Manager, Intensive Outpatient Programming, Ohio START Lead, SAMHSA MAT PD
As an employee of Integrated Services, it’s my personal story that gives me hope for people we serve who use substances. I battled substance use issues from high school, through college, into having children, and my late twenties. When I transitioned to IV drug use, it wasn’t long until I walked away from everything I loved: my job, my home, my car and even my children.
I sought help in 2011 from a ministry in Columbus, Ohio. This group of people took me off the streets, helped me get healthy, resolve my legal issues, and develop a relationship with God that I credit today for my continued success. I spent most of 2012 working on my recovery so that I could be a meaningful part of my kids’ and family’s lives again.

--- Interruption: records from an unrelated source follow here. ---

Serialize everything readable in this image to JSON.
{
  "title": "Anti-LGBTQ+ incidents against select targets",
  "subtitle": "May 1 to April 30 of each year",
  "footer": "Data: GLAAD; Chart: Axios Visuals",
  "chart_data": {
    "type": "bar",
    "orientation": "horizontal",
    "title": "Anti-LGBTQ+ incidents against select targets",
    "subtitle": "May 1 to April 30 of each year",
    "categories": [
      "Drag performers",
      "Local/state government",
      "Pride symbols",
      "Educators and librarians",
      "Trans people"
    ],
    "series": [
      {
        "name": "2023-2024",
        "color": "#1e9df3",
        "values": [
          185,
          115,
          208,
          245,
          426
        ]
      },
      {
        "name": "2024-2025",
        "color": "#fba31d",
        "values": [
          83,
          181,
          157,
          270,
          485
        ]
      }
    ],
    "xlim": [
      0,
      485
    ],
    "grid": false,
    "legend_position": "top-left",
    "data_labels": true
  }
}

I have learned that recovery can be a long, slow process; this process won’t be perfect, and it will require patience, determination, and people in your corner. When I began my journey, I had few resources and was up close and personal with how much work recovery was shaping up to be. It took 11 months for my husband and I to get one of us a driver’s license; 17 months to get a car; and 5 years to get a home of our own for us and our 4 children.
As we were securing these necessities, I went back to school and earned two master’s degrees. I was determined that helping struggling people was what I needed to do with my life. As hard as I worked for all these things, it would not have been possible if I had not had people who wanted to see me succeed.
As a lifelong resident of Ross County, I look around my community and realize that many people who want to recover have needs just like I did. The major difference is that many of them do not have a network of support to help them succeed. That is what propels me forward and fuels my personal vision for the substance use programming we do. While I think teaching skills is vital, I believe there are other important things necessary for people who want to find recovery.
I believe everyone needs something that gives them hope. While it was faith for me, we are all different- but I think it’s necessary we search and find what makes us “come alive” and feel that we have purpose.
I also think people who want to recover need some form of a community to rally around them. Peers, family members, friends, clergy and professionals, like us at ISBH who will help someone find resources, foster hope for the future, and empower them to not give up.
As painful as parts of my journey were, I am thankful today for the experience as I know that it is part of what makes me passionate, makes me effective, and makes me… me.